California sheriff's department to pair therapists with deputies on some mental health calls

California sheriff's department to pair therapists with deputies on mental health calls

A sheriff's office in Nevada County, California, is launching a program to partner deputies responding to certain types of non-criminal 911 calls with a licensed therapist. The pilot program, which comes as police departments across the country are facing increased scrutiny, aims to reduce the risk of deadly confrontations with people who are in distress. 

Nevada County Sheriff Shannan Moon, who said she plans to launch the new Mobile Crisis Team by the end of the year, told CBSN that the program is designed to give someone experiencing a mental health crisis "the best service they can receive." 

Moon said that deputies responding to mental health 911 calls generally transport people to the local emergency room to speak with a therapist. Now, dispatchers will assign calls related to mental health, substance abuse, or homelessness to a deputy and a mental health professional who are paired up in a patrol car, according to the county's description of the program.

"I said, 'let's cut down that time, let's bring that therapist out into the field and have that connection where that person is in crisis, to try to alleviate some of the issues with having a law enforcement response,'" she said. 

As an example, Moon noted that dispatch centers often receive calls from worried family members asking for welfare checks on their loved ones, who they suspect might harm themselves.

That kind of situation "can much more effectively be serviced with a clinician going to a residence and seeing someone where they are," she said. 

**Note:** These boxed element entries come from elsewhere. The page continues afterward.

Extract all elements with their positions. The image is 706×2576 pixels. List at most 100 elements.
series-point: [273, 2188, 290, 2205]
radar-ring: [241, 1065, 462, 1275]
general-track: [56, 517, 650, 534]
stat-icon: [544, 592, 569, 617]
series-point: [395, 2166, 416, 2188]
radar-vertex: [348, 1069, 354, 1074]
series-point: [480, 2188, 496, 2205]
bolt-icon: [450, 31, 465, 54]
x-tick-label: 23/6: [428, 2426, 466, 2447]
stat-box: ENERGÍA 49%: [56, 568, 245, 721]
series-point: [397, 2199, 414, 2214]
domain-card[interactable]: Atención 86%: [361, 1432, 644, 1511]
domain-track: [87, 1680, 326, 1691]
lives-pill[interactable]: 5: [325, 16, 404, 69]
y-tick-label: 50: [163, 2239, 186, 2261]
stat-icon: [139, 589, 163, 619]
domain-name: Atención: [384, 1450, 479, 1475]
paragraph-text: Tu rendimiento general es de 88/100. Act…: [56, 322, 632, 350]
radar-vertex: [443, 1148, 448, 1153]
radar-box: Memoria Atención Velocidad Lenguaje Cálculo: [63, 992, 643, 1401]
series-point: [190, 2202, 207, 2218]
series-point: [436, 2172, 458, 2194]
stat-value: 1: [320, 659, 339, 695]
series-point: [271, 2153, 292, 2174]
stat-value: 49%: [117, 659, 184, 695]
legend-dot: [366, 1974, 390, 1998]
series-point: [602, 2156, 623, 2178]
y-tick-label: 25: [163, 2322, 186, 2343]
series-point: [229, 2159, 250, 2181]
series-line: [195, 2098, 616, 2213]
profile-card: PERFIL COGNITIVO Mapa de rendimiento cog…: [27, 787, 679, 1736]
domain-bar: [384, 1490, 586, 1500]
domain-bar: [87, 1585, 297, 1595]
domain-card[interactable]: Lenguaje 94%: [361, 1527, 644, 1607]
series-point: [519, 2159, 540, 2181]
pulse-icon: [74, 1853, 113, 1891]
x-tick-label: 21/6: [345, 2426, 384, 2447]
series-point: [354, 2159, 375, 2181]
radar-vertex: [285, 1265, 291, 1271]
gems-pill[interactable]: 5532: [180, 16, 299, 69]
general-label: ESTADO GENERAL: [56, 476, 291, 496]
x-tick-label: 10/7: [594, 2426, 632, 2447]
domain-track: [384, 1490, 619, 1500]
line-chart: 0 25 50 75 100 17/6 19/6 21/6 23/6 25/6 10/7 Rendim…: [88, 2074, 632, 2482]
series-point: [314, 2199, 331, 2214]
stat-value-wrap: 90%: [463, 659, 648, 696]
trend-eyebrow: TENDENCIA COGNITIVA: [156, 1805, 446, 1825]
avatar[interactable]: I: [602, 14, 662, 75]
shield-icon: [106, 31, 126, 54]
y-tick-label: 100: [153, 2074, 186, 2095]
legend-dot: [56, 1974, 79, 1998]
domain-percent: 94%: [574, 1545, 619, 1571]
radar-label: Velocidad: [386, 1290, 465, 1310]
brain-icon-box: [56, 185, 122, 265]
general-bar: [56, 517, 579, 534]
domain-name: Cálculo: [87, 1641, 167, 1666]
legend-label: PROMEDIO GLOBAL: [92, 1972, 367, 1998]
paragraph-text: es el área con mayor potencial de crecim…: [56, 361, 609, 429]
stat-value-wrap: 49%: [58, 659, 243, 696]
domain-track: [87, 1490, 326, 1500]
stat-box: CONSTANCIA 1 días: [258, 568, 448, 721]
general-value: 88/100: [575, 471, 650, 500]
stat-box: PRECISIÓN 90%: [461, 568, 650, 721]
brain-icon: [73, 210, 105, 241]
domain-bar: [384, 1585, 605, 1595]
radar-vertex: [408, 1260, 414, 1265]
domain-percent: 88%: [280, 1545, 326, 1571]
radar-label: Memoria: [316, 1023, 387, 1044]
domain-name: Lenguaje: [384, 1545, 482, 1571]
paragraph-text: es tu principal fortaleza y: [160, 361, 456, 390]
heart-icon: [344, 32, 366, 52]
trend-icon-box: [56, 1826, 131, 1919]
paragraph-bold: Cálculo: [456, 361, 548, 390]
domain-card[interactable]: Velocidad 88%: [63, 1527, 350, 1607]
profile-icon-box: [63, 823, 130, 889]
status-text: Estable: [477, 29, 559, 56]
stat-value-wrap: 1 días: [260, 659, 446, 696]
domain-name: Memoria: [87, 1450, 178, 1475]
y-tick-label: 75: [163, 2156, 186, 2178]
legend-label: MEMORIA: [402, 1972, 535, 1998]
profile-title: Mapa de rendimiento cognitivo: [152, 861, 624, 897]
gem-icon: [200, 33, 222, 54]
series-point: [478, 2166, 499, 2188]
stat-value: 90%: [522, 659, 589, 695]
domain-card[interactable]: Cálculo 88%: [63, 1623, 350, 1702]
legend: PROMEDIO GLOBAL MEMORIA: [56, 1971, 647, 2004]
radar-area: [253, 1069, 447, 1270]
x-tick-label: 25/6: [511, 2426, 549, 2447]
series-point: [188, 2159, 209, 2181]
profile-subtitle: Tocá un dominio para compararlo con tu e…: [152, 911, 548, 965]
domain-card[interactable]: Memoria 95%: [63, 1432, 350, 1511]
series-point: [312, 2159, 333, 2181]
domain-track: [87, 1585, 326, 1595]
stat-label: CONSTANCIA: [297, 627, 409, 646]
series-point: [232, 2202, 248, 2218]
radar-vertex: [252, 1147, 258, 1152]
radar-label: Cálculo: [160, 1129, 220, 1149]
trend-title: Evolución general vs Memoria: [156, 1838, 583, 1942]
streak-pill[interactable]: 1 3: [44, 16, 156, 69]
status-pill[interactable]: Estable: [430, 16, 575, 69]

The sheriff's decision comes after deputies from her department and police from nearby Grass Valley shot and killed a man who refused commands to drop a shotgun on January 1, 2020. The man was well-known to authorities as someone who had mental health problems and had talked about committing so-called "suicide by cop." When asked if there were any lessons from that encounter to take into the pilot program, Moon said that her officers always try to protect the community — but she noted that due to the likelihood of violence in that scenario, a mental health professional may not have been dispatched in a case like that one. 

Overall, Moon said she hopes the program will de-escalate confrontation with law enforcement, reduce the risk of deadly confrontations with people experiencing a mental health crisis and ultimately reduce rates of arrest and incarceration.

Moon said the pilot model has seen success in places like San Diego and Santa Barbara. Multiple cities in Colorado have also experimented with pairing police with behavioral health specialists.  

"We're seeing this all up and down, not just in California, across the midwest... This is definitely the way in which we're going to see a lot of agencies shift," she said.